Concerning your minor comments :

Point 1. The transferrin iron saturation percentage of the patient was 32% (standard: 30-40%) and we have now clarified this in the case description.

Point 2. As you suggested, we precised the value of C-reactive protein, that was low at 0.7 mg/L (standard: < 5 mg / L). Indeed, the leukocyte count was not interpretable in this context to judge the absence of an inflammatory syndrome.

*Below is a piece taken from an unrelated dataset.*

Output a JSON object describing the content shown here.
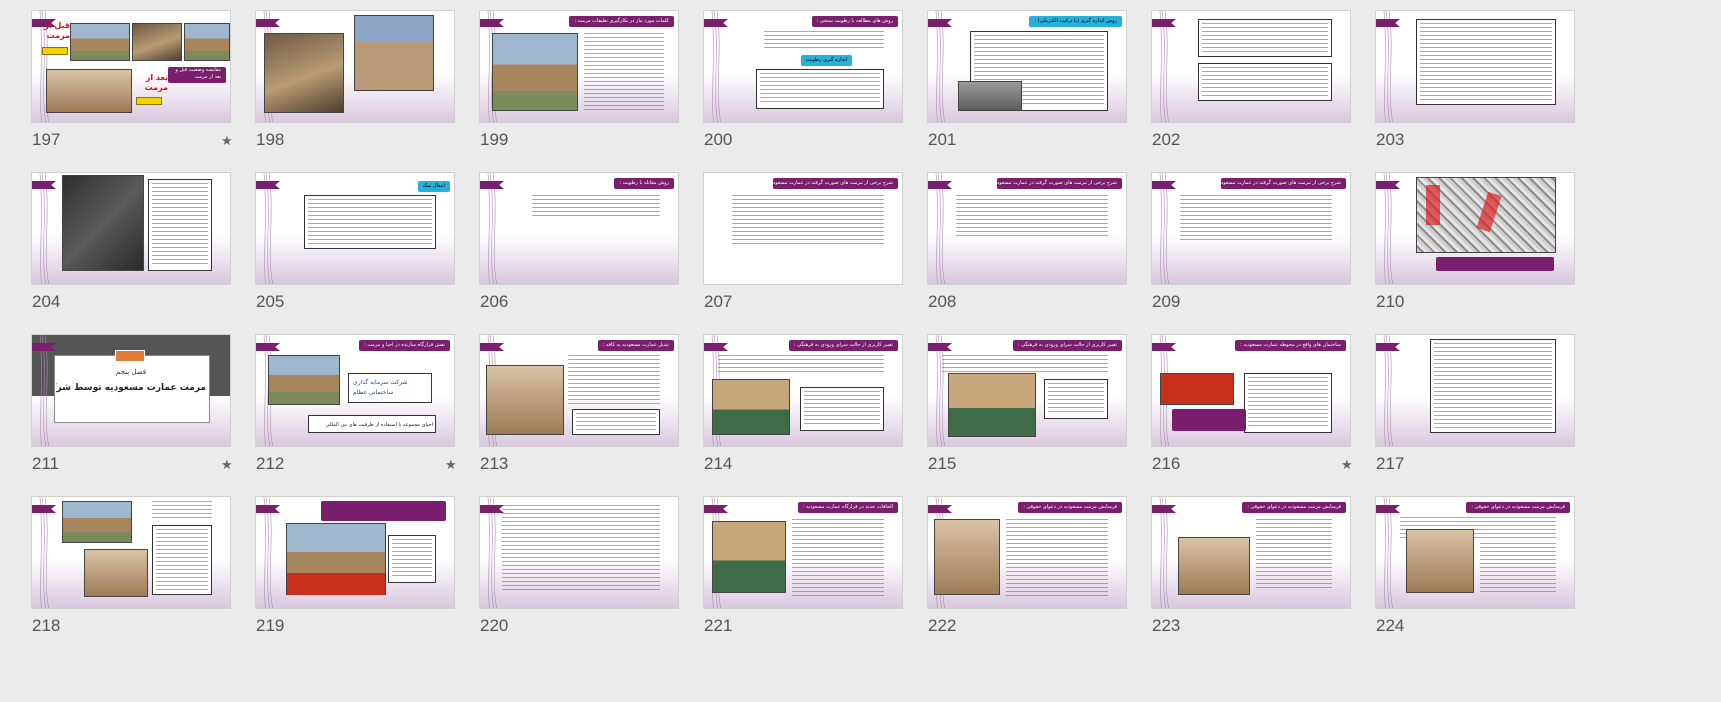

Point 3. We have changed to clarify that these considerations relate to children in developed countries such as those in Europe and the United States.

Point 4. In fact, these values are taken from two of the articles from Rev med Suisse (references 9 and 10 in our revised paper) and as you rightly suggested, we have mentioned them in the legend.

Point 5. The paragraph on folic acid deficiency is indeed relatively short; our intention was to develop the subject mainly from the point of view of pancytopenia with megaloblactic anemia and vitamin B12 deficiency. However, as you rightly suggest, some additional information allows a better understanding, as well as enriching the article. We have therefore developed the paragraph a little further. A serum folate level lower than 3 µg / L indicates a folate deficiency. In most cases, this rate is sufficient and routine red cell folate testing seems not necessary. Cases of isolated clinical folate deficiency in children and adolescents are rare in developed countries, and its exact prevalence seems really difficult to estimate. A condition leading to a deficit or malabsorption of several nutrients should be investigated when folate deficiency is discovered.

We have also enhanced the conclusion with the above considerations.

Thank you so much for your suggestions.